Among the many lies/talking points about health care reform making the rounds on cable television is a particularly nasty absurdity that Democrats refuse to stop circulating. As Rep. Michele Bachmann sputters on about death panels and Sen. Marco Rubio wages war on fact-checking, Democrats unite to perpetuate a crowning fabrication of their own: Many liberal politicos continue to bizarrely insist that Republicans have no realistic or comprehensive plan to begin plugging holes in the crumbling dam that is the money pit we comically refer to as the American health care system. Of course Republicans have a plan, and it requires a special brand of deceit to maintain this denial for as long as the left has. ObamaCare is the Republican plan.
Even Fox News concedes that the backbone of ObamaCare, the individual mandate, was the brain child of the deeply conservative Heritage Foundation more than 20 years ago. ObamaCare’s initial high-profile impementation was actually and widely considered to be something of a resounding success in Massachusetts, where ObamaCare is known as RomneyCare, and it was a point of Republican pride. Then President Obama appropriated it as the central tenet of the Affordable Care Act and Republicans insisted on giving Barack Obama credit for their idea. While inexplicably denouncing their baby, Republicans universally attached the “ObamaCare” label to this decades-old conservative concept.

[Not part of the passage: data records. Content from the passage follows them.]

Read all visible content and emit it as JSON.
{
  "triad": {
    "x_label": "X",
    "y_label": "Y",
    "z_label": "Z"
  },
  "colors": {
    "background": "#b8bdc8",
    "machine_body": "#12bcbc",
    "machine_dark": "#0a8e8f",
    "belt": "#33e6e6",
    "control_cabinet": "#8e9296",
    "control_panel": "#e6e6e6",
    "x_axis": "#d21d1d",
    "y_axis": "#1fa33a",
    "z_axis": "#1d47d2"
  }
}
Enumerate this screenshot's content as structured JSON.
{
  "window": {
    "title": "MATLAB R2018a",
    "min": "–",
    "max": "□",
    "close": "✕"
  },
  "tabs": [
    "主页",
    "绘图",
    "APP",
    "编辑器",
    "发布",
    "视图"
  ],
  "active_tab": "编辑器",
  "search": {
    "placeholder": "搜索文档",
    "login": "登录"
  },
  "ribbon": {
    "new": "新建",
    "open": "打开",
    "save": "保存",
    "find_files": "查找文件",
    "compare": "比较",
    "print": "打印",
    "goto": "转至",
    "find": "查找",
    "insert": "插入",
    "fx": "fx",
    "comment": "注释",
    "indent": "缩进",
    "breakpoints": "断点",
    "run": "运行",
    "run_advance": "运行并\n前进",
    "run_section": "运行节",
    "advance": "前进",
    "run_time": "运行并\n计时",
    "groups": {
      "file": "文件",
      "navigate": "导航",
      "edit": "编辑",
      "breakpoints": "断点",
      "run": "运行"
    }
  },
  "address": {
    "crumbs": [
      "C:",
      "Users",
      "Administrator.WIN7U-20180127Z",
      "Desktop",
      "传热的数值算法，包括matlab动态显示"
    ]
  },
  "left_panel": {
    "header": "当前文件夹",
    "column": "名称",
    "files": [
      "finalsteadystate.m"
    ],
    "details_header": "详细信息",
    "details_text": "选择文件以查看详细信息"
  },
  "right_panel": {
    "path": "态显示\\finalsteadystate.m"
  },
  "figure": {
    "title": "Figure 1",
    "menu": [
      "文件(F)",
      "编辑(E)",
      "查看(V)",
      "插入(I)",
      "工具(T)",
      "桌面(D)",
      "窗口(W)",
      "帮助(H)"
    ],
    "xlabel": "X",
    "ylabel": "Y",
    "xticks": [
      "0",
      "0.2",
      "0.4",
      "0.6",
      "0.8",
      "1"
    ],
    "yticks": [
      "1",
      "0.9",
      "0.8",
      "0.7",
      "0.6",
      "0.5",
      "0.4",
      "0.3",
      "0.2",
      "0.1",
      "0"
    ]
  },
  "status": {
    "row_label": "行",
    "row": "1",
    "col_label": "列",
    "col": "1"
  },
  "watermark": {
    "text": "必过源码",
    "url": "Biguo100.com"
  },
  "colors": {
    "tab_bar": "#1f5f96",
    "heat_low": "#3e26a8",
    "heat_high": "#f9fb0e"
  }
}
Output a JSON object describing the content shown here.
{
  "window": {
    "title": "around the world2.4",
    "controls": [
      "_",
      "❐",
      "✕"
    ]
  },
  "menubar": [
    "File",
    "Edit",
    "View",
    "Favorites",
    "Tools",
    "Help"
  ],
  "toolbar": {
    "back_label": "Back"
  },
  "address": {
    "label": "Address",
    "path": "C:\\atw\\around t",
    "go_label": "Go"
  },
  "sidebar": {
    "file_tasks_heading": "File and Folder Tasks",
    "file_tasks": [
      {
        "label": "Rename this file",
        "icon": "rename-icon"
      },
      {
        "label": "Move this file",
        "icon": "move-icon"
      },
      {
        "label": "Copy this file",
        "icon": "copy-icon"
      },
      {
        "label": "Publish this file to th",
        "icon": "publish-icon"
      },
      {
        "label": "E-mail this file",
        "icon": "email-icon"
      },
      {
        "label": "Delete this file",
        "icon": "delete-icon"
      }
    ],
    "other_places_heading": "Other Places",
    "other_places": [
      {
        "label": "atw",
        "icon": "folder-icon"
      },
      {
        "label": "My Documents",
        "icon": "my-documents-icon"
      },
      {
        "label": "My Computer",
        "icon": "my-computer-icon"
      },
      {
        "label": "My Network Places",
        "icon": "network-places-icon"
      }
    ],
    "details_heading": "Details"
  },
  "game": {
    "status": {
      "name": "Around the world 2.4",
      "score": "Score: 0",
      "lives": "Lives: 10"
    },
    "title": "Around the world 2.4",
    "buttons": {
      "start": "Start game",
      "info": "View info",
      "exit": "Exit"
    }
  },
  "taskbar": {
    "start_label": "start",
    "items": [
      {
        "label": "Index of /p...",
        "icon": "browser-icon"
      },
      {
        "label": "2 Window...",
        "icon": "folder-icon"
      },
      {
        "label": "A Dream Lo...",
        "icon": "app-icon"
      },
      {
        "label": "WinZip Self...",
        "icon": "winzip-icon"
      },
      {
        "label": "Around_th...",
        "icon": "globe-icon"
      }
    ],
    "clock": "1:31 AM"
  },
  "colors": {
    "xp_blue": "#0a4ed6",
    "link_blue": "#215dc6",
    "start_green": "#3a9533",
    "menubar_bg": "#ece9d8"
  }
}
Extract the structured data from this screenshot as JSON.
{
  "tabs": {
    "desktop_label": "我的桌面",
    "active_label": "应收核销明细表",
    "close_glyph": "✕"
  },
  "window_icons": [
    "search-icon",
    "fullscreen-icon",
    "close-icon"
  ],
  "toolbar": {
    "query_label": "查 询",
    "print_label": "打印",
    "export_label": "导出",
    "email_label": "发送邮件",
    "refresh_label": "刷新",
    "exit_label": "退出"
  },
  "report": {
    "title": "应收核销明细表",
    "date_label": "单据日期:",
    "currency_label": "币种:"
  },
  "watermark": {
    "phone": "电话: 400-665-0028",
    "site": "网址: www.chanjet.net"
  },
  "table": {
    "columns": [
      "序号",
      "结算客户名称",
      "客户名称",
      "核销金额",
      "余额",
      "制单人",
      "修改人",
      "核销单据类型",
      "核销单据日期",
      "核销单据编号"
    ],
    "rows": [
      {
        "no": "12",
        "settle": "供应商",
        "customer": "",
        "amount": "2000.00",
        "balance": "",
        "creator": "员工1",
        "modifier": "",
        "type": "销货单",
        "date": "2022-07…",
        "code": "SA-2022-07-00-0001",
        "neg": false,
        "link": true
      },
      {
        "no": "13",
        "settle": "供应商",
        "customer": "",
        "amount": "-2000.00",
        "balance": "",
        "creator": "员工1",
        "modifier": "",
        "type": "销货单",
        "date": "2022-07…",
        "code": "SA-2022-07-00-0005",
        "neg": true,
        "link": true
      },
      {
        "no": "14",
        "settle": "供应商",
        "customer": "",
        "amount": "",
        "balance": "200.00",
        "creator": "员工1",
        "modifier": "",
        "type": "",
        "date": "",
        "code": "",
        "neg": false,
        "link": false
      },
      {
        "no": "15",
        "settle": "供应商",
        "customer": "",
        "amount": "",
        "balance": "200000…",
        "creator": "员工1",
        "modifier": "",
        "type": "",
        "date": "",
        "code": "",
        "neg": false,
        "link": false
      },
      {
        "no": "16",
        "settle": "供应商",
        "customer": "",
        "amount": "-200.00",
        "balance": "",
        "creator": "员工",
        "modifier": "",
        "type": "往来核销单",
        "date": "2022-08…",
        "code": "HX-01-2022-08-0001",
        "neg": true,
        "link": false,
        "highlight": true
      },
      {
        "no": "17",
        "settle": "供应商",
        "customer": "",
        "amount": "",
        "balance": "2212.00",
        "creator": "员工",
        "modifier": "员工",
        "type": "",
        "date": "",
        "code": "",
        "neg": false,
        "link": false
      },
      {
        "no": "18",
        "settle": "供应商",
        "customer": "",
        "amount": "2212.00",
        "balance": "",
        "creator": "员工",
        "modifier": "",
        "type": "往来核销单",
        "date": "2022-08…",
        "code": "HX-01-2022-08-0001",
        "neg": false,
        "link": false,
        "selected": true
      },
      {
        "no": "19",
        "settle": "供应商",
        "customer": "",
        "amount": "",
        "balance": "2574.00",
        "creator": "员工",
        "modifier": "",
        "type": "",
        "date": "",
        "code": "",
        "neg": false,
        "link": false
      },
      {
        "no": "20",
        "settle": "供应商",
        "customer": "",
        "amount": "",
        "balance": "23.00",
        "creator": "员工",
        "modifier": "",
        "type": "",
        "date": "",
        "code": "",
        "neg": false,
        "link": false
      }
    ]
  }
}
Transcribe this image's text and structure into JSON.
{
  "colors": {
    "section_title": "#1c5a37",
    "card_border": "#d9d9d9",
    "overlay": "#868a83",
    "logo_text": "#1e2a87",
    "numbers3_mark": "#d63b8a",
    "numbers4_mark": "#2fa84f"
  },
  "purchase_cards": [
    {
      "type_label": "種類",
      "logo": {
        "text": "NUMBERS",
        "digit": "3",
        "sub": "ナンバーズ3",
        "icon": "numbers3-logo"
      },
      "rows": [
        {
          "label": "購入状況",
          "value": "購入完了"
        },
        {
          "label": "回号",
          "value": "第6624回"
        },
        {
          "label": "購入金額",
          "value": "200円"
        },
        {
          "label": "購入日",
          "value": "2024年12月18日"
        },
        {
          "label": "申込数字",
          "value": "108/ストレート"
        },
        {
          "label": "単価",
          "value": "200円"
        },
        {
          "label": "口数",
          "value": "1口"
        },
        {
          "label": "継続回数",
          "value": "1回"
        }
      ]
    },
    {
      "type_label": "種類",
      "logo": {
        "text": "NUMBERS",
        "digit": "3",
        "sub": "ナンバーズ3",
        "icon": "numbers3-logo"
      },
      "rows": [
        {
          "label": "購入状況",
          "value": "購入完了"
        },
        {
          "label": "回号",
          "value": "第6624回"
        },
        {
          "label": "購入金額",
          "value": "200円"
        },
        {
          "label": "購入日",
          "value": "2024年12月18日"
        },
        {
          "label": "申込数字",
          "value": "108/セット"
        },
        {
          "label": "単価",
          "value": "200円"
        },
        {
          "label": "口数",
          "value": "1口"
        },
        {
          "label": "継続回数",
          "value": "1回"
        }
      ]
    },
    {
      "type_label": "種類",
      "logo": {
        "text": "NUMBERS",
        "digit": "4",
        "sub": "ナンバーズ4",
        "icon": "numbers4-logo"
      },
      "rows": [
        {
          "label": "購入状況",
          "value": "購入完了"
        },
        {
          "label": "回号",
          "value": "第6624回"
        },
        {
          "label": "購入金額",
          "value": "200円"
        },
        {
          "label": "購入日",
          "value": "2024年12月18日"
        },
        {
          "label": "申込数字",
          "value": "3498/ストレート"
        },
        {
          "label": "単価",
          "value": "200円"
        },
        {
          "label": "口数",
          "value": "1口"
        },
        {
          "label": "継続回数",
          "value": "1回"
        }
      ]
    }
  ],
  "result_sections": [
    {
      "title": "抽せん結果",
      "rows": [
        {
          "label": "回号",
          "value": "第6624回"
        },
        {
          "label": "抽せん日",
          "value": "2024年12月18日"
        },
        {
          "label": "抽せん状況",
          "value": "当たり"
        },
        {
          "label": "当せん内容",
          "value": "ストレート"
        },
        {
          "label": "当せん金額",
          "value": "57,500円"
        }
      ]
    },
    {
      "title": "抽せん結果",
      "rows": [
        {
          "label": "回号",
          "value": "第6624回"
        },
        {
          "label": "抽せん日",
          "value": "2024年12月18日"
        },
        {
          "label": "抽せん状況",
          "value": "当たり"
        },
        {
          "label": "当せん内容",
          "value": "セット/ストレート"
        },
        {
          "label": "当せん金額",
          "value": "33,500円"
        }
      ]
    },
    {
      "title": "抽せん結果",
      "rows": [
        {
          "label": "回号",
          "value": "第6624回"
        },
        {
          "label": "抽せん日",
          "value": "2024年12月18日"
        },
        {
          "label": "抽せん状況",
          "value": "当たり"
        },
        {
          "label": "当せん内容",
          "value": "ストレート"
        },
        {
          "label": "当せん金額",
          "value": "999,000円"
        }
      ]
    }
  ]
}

Meanwhile, the liberal idea for health care reform that many Democrats favored was the so-called “single payer” system of universal coverage that is profoundly vilified by Republicans. But ObamaCare is considered a win, in particular, for the Republican ally that is big business which will soon see millions of paying (often with big federal subsidies, but insurance/pharmaceutical companies don’t care where their money comes from) customers, enabling Republicans to find it more palatable when Congress passed the Affordable Care Act in 2010. The left hung on as long as it could, hoping to at least incorporate the “public option” for those least able to afford private insurance. But Republicans stuck to their guns, only passing ObamaCare in its original GOP-certified form.
Even so, the right would go on to cry foul, as they continue doing today, but surely we can agree it is a simple matter of time before Republicans change their tune and once again claim responsibility for their ObamaCare. I’m setting the 2024 presidential campaign as the over/under for when the first Republican candidate will paint national ObamaCare as a GOP success story. Of course, sometime around then the evil socialists of Europe will probably perfect universal coverage, which may or may not be a Nazi plot to provide health care. And the liberal wing in American politics will want to progress beyond ObamaCare while conservatives steadfastly cling to their precious and private market-based ObamaCare. And then, of course, the public will be rewarded with another decade of health care battles and propaganda to sit and sift through.